Today began feeling like Christmas Eve. I listened to my friend’s HillYes playlist on Spotify bouncing through my workout. I giddily slipped into my “H” shirt — a heathered grey crew neck so soft I’ve been living in it for days — and delighted at the fact I had so many blazers to choose from to partake in #pantsuitnation. Will it be blue or black? Cropped or long? I settled on my white suit-jacket because it symbolized freedom and it just reeked with optimism. I put on eyeliner for the first time in weeks. Today was going to be special. Today was An Event.
The I Voted sticker I’d saved from my mail-in ballot was the perfect size for my lapel. Looking in the mirror, all proud and patriotic-like, I felt like something was missing. I rummaged through my top dresser drawer and pulled out the earrings my 80 year-old grandmother had given me for my 30th birthday. They had been hers. They seemed perfect to wear, not just to commemorate the women who came before me, but to personally honor her work leading the charge in BOTH of HRC’s campaigns in her home state of Oregon, and to honor her 50+ years of public service in some way shape or form. She recently told me how Kennedy’s “Ask not what your country can do for you, but what you can do for your country” had made her realize her call to fight injustice.
I met a dear friend of mine for lunch, another go-getter Nasty Woman who I aspire to be like in her drive, ambition, and follow-through on ideas and projects on both large and small scales. I bounced through the West Village into a Starbucks, and upon hearing a little girl ask her mom excitedly “Am I gonna vote today?” I asked if she’d like my sticker. The polling places were running out, after all — and I wanted her to have something to commemorate this momentous day.

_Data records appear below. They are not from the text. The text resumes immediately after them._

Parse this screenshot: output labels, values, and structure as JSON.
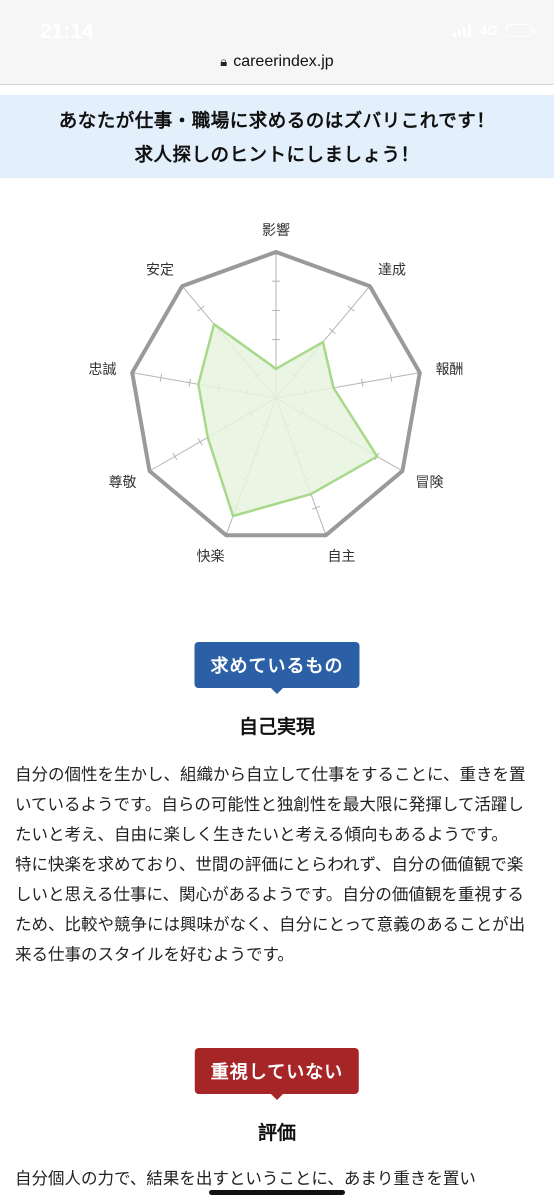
{
  "status_bar": {
    "time": "21:14",
    "network": "4G"
  },
  "browser": {
    "url": "careerindex.jp",
    "lock_icon": "lock-icon"
  },
  "banner": {
    "line1": "あなたが仕事・職場に求めるのはズバリこれです！",
    "line2": "求人探しのヒントにしましょう！"
  },
  "chart_data": {
    "type": "radar",
    "axes": [
      "影響",
      "達成",
      "報酬",
      "冒険",
      "自主",
      "快楽",
      "尊敬",
      "忠誠",
      "安定"
    ],
    "scale_max": 5,
    "values": [
      1,
      2.5,
      2,
      4,
      3.5,
      4.3,
      2.7,
      2.7,
      3.3
    ],
    "fill_color": "#e6f3df",
    "line_color": "#a8d98a",
    "grid_color": "#999999"
  },
  "wanted": {
    "label": "求めているもの",
    "title": "自己実現",
    "paragraphs": [
      "自分の個性を生かし、組織から自立して仕事をすることに、重きを置いているようです。自らの可能性と独創性を最大限に発揮して活躍したいと考え、自由に楽しく生きたいと考える傾向もあるようです。",
      "特に快楽を求めており、世間の評価にとらわれず、自分の価値観で楽しいと思える仕事に、関心があるようです。自分の価値観を重視するため、比較や競争には興味がなく、自分にとって意義のあることが出来る仕事のスタイルを好むようです。"
    ]
  },
  "not_valued": {
    "label": "重視していない",
    "title": "評価",
    "text": "自分個人の力で、結果を出すということに、あまり重きを置い"
  },
  "colors": {
    "blue": "#2b5fa6",
    "red": "#a62527",
    "banner_bg": "#e3effb"
  }
}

I came home to an empty apartment and spent entirely too long taking selfies in my makeshift Election Day ‘fit. “Why so dressed up?” my mother asked when I shot off one of my faves via text. “Just because. Because of today,” I responded. I mean, duh. I rode the subway to the spin class I was teaching midtown and promptly changed into a more sensible “patriotic” red-white-blue shirt. You know, stay non-partisan for the members. Don’t want my class to feel like an unsafe or biased place. Also don’t want to, like, rub this win in or anything. I changed back on my way home and locked eyes with every single woman. We all gave each other the nod. We’ve got this. A man sitting next to me smiled and said, “I LOVE your shirt.” Normally I’d be unresponsive or short. I’m trying to get home, not get picked up. But this one was different. It was relief. It was camaraderie.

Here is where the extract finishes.